The veteran cycling coach added that, to compensate for this loss, he would soon be organizing a 50-mile road race.

Organiser Hassan Mohammed

Shaquel Agard, in a time of two hours, six minutes and fifty-four seconds (2:06:54), won the first stage of the CBJ Memorial cycle road race, and in the process erased Marlon “Fishie” Williams’s 2016 record of 2 hours, 15 minutes and 10 seconds registered on March 5 in Berbice.
Agard approached the finish line in a tussle with Alanzo Ambrose, and both men got off their seats for a 200-metre sprint to the finish line. However, Agard proved he was by far the better sprinter when they were both were 50 metres from the finish line. Ambrose was forced to settle for second place.
Third place went to Hamza Eastman, ahead of Paul De Nobrega, Orville Hinds and Michael Anthony in that order.
The second of three cycle races of the CBJ Memorial rode off on the West Side on Sunday, March 12, with Team Coco’s Jamaul John outsprinting Michael Anthony in a close finish to take the top prize in the seniors’ division of the event.

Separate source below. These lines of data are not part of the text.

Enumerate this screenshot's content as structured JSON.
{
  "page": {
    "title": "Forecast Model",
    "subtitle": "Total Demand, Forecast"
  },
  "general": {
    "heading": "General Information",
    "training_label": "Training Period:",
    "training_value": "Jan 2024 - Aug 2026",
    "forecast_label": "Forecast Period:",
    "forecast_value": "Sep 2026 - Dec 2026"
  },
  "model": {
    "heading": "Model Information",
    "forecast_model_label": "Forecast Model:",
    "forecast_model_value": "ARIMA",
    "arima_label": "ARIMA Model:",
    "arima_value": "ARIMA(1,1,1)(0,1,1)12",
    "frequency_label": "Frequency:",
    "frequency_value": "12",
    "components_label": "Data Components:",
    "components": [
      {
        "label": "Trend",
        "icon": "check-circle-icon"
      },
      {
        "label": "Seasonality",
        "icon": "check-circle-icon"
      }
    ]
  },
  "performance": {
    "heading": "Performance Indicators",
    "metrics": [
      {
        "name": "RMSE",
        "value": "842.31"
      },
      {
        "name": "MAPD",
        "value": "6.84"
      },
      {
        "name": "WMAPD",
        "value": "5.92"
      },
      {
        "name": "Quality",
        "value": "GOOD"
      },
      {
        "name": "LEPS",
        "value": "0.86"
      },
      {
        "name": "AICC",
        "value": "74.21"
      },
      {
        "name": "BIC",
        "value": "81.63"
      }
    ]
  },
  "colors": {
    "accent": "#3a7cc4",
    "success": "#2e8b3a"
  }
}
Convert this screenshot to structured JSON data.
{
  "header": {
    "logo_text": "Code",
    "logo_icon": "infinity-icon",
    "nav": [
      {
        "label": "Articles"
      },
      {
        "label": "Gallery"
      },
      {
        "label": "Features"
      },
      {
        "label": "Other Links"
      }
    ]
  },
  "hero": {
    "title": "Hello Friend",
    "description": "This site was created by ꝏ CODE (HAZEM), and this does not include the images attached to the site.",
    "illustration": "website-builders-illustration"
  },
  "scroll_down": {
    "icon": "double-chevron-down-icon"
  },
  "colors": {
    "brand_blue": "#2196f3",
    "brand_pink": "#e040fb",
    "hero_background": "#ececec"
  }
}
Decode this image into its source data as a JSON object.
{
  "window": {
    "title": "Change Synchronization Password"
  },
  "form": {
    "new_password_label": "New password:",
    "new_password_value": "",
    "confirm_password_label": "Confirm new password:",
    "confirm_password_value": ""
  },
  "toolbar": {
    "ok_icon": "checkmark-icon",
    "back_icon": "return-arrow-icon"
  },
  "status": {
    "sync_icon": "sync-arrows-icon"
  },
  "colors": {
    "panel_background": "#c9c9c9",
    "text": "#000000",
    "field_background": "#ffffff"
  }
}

John bettered the 2015 timing in the event to stop the clock at one hour 54 minutes and 30 seconds (01:54:30), shaving 10 seconds off club mate Hamza Eastman’s time recorded in the 2015 edition. This is a pretty impressive feat to be accomplished by the young man, as the 55-mile journey commenced in the early morning sun at Wales, West Bank Demerara and proceeded to Bushy Park, Parika, from where they headed back to finish at the Demerara Harbour Bridge.